Fuel cell + solar energy + energy collection, US hybrid UAV can fly for more than 24 hours
According to foreign aviation media flightglobal on April 19, the U.S. Naval Research Laboratory (NRL) conducted a test flight of a hybrid tiger UAV in November 2020, with a flight time of more than 24 hours.
The electric drone is powered by hydrogen fuel cell
s and solar panels on its wings, and uses energy harvesting technologies, such as flying with hot updraft, the laboratory said on April 14. The demonstration was conducted at the Aberdeen Proving Ground (APG) in Maryland.
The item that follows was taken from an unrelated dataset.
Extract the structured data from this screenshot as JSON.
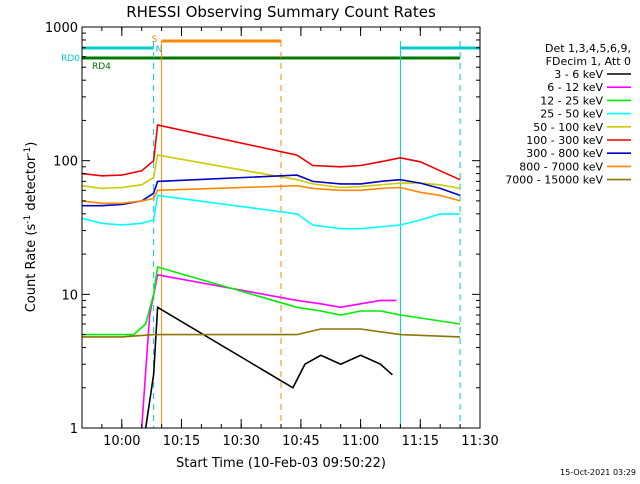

Richard Stroman, a mechanical engineer in the Chemistry Department of the Naval Research Laboratory, said: "the flight was actually a performance test in the worst case: the temperature dropped below 0 ℃, the wind speed reached 20 knots (37 km / h), and there was relatively little solar energy near the winter solstice on December 21. Still, the hybrid tiger is doing well.
According to reports, as the UAV performs well in harsh conditions, engineers at the Naval Research Laboratory expect it to be able to fly for more than two consecutive days in better weather and sunlight. The lab plans to have such a demonstration later this spring.
The hybrid tiger is powered by a high-pressure hydrogen
fuel tank and fuel cell
system at night and by efficient photovoltaic solar panels during the day.
The NRL said the project's researchers are also developing energy aware power management algorithms that can change operating modes and generate navigation strategies based on weather forecasts and locally observed energy harvesting opportunities, such as using updraft to increase flight altitude. "Hybrid tiger" combines a variety of power sources and different advantages to achieve the ultimate endurance.
An algorithm developed by the Institute allows a similar unmanned glider to fly 61.3 meters (113 kilometers) in 4.5 hours, during which only thermal updraft is used to periodically raise altitude, the report said.
In addition, because hydrogen
fuel can be produced by electrolyzing water from solar panels, NRL believes that this technology is a way out of the aviation fuel supply chain. "Using hydrogen
can not only extend the endurance, it can also produce fuel locally," strohman said.